She had it to face immediately, too. She knew that every hour of postponement would cost her fresh humiliations and difficulties. He did not love her, but he was quietly taking her for granted again, and until she could summon courage to speak to him with utter frankness and finality, he would of course claim his position as her husband.
The thought threw her into a nervous agitation almost as frightful as that of meeting him had been, and again she felt the dizzy faintness and sickness of that moment.
The trip from San Francisco to Sausalito occupies exactly half an hour; after that there was a train trip of twenty minutes. Cherry knew that what was done must be done in that time. In Mill Valley Alix would meet them, perhaps willing to take any cue that Cherry gave her, as to their relationship, but of course anxious to have that relationship as pleasant and normal and friendly as possible.

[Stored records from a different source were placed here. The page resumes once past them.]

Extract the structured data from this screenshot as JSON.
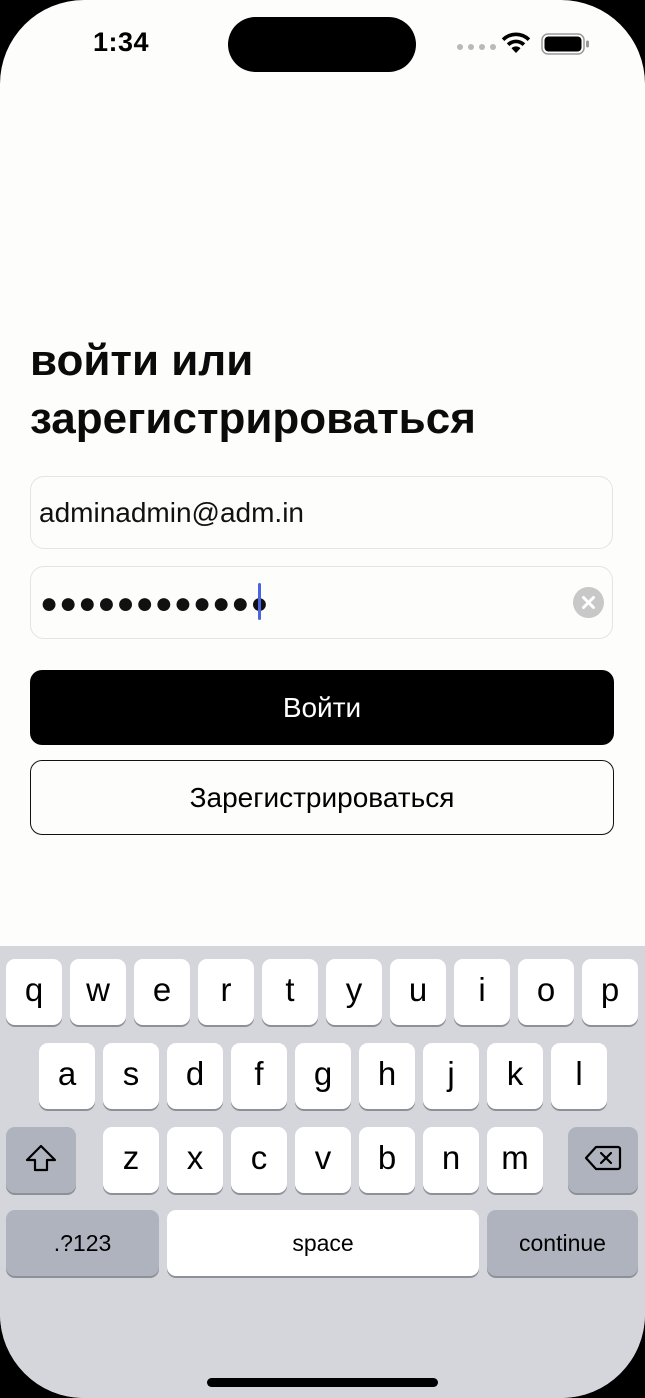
{
  "status_bar": {
    "time": "1:34"
  },
  "heading": "войти или зарегистрироваться",
  "email_field": {
    "value": "adminadmin@adm.in"
  },
  "password_field": {
    "masked_value": "●●●●●●●●●●●●",
    "length": 12
  },
  "buttons": {
    "login": "Войти",
    "register": "Зарегистрироваться"
  },
  "keyboard": {
    "row1": [
      "q",
      "w",
      "e",
      "r",
      "t",
      "y",
      "u",
      "i",
      "o",
      "p"
    ],
    "row2": [
      "a",
      "s",
      "d",
      "f",
      "g",
      "h",
      "j",
      "k",
      "l"
    ],
    "row3": [
      "z",
      "x",
      "c",
      "v",
      "b",
      "n",
      "m"
    ],
    "numbers": ".?123",
    "space": "space",
    "continue": "continue"
  },
  "colors": {
    "accent_caret": "#4b63e0",
    "primary_button": "#000000",
    "background": "#fdfdfb"
  }
}
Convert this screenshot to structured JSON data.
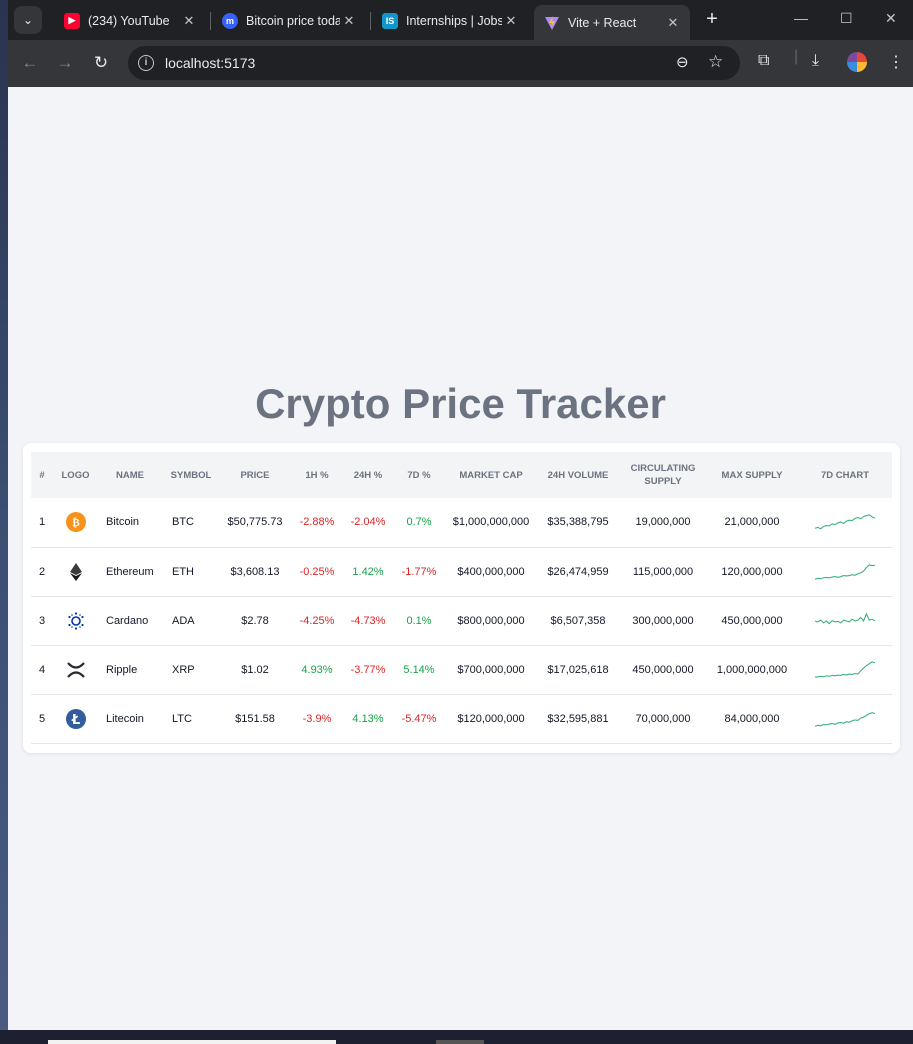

Her head was still rocking from the shock of the experiences of the last hour and the last fortnight. Even had she met Peter it might have been to yield with a sort of collapse to mental and physical exhaustion. But to be forced to make a fresh effort now, one of the crucial and fearful struggles of a lifetime, to present her case to Martin now, and force him to her viewpoint, was almost impossible.
Yet Cherry knew that it must be done, and as the boat slipped smoothly past the island that roughly marked the halfway point, she gathered all her forces for the trial.
Martin was meanwhile energetically presenting to her the arguments that had convinced him that he must give up the Mexico position. She vaguely appreciated that someone named Murry was a traitor, and that the “whole bunch” were “rubes,” but her mind was busy with its own problem all the while, and the one distinct impression she had from Martin was the appalling one that he did not dream that she had decided to sever their union completely and finally.
“Well, how’s the valley? Bore you to death?” he interrupted the flow of his own topic to ask carelessly.
“Oh, no, Martin!” she quivered. “I—I love it there! I always loved it!”
“Alix is a fine girl—she’s a nice girl,” Martin conceded. “But I can’t go Peter! He may be all right, all that lah-di-dah and Omar Khayyam and Browning stuff may be all right, but I don’t get it!” And he yawned contentedly in the sunshine.
After a few seconds he gave Cherry an oblique glance, expecting her resentment. But she was thinking too deeply even to have heard him. Her mind was working as desperately as a caged animal, her thoughts circling frantically, trying windows, walls, and doors in the prison in which she found herself, mad for escape.
She blamed herself bitterly now for allowing him, in the surprise and fear she felt, in the shock of their unexpected meeting, to arrange this domestic and apparently reconciled return to the valley house. Had she known beforehand that they were to meet she would have steeled herself to suggest to him coldly that they lunch somewhere, and talk. She could imagine now the quiet significance with which she would have stressed the phrase, “Martin, I want to talk to you.”